Submitted by PM Fund Manager Dave Kranzler:
What are these Fed officials doing? They’re putting into question the credibility of the institution because they sound like idiots. – a good friend/colleague of Investment Research Dynamics
It’s becoming a farce of epic proportions, especially when there’s an entire month between FOMC meetings. Starting this past Tuesday the typical Fed officials began their monthly cyclical cant of rate hike threats. For some reason the stock and paper derivativeprecious metals markets always take a beating when the “threat” of a rate hike at the next meeting is floated.
On Tuesday one official stated that June was a meeting at which action could be taken but that it was too early based on Q2 data “to draw a conclusion.” Another official, SF Fed Prez, John Williams, threatened that “June was a live meeting.” Both officials gave themselves an “out” by saying that a rate hike depends on the data.
Today Bill Dudley, the ex-Goldman Sachs criminal who’s in charge of the NY Fed, also used the phrase, “June is a live meeting.” Can anyone tell me what this means? Does this mean that all the other FOMC meetings prior to June’s were fake? Is the term “live” going to become “Fed-speak” for “a rate hike will be discussed at the next meeting but we may or may not raise rates?….I’m telling you, people, this next meeting is going to be a live one so you better watch out…”
Here’s an interesting question that no one has thought of to ask: The Fed has implemented interest rate changes between meetings. It’s rare but it’s happened. If these Fed officials are serious about raising rates, why not do it now? Why torture the market with series of empty threats? If unemployment is really only 5% and inflation is at the Fed’s target rate – see this speech Stanley Fisher today: LINK – then raise rates now. At 25 basis points per hike, it would take 13 rate hikes to raise the Fed Funds up to China’s overnight bank lending rate.
If the Fed raises rates even just 25 basis points, it risks derailing the smoldering level of economic activity that remains from the QE/money printing program. Currently there’s still a pool of renters out there who can buy a low-priced home or apartment with a monthly mortgage nut including real estate taxes that is about the same as their rent payments.

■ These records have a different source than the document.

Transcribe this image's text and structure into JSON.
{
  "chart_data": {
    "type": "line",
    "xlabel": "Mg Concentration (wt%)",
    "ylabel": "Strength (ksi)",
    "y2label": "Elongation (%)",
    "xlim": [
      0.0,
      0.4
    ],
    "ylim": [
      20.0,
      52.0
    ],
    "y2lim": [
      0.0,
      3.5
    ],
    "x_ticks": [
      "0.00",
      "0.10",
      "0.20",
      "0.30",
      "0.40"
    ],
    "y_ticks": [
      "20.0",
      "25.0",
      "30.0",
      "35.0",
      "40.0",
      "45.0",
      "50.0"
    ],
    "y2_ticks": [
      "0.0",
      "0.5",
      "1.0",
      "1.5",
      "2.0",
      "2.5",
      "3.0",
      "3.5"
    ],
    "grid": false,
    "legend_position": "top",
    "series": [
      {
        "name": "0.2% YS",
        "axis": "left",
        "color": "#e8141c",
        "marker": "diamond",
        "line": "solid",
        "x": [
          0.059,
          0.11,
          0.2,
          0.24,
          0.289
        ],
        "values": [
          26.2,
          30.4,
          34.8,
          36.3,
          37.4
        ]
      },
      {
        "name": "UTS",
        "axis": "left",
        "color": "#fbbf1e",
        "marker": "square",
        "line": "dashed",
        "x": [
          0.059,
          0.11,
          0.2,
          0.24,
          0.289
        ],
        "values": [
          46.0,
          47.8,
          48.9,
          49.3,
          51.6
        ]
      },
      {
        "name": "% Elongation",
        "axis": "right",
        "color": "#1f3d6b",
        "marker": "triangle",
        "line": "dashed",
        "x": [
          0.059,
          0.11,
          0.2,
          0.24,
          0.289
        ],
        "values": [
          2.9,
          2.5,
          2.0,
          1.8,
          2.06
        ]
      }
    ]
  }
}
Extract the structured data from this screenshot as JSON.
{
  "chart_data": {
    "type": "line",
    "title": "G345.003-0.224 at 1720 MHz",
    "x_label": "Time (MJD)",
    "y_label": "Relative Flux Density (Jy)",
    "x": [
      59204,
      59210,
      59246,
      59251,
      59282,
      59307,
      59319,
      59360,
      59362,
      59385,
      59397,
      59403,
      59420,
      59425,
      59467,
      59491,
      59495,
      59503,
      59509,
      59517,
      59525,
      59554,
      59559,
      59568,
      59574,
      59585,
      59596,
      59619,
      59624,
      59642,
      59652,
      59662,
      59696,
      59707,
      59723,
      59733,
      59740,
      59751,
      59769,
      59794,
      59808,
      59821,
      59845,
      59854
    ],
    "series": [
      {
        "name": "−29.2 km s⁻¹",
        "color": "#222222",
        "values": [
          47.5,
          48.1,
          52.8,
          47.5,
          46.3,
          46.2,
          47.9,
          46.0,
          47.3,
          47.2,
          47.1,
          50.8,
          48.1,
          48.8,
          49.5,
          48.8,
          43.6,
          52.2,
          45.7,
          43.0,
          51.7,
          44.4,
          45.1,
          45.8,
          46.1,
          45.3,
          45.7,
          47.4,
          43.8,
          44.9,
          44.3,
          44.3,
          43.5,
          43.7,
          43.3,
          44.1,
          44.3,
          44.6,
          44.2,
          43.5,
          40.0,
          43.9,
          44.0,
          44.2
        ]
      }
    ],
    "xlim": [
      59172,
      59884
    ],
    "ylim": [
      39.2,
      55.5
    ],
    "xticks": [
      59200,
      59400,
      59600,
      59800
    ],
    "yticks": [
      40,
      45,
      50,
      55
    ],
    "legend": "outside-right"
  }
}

True debt to income ratios are exploding and the ratio of the monthly mortgage payment to monthly after-tax income is well over 50%. These are extreme sub-prime mortgages with a heavy application of cosmetics on the facade. Even a 25 basis point increase in the Fed funds rate would translate into an increase in mortgage rates that would disrupt this portion of the current housing bubble.
While the Fed might be able to prevent the stock market from plummeting, if it follows through on its rate hike threats, it would be unable to prevent the plunge in economic activity that is dependent on near-zero bank funding rates.
“Gold Thrives On Rate-Hike Cycles”
Several of my Mining Stock Journal subscribers have asked what I think will happen if the Fed raises rates. It may seem counter-intuitive, but there have been several periods in which gold moved higher during rate-hike cycles by the Fed. Rather than spend time re-inventing the wheel of evidence, I found a detailed statistical analysis by Adam Hamilton (Zeal Speculation and Investment Newsletter) which proves this point. Hamilton tends to be quite verbose, so here’s the Cliff Notes to his findings:
On average during the exact spans of all 11 of the Fed’s rate-hike cycles of the modern era, gold rallied 26.9% higher! That’s a serious gain during events that are supposed to slaughter gold.
If I was a futures speculator heavily short gold with extreme leverage, this would terrify me.
Digging deeper, the hard historical data proves Fed-rate-hike cycles are even more bullish for gold. The majority 6 of these 11 cycles have seen gold gains averaging a staggering 61.0%! Gold is more likely to rally big during a Fed-rate-hike cycle than fall, contrary to speculators’ self-fueled delusion today. You can read the entire here: Gold Thrives On Rate Hike Cycles.
The bottom line for me is, if the Fed wants to raise interest rates, I say “Bring It On.”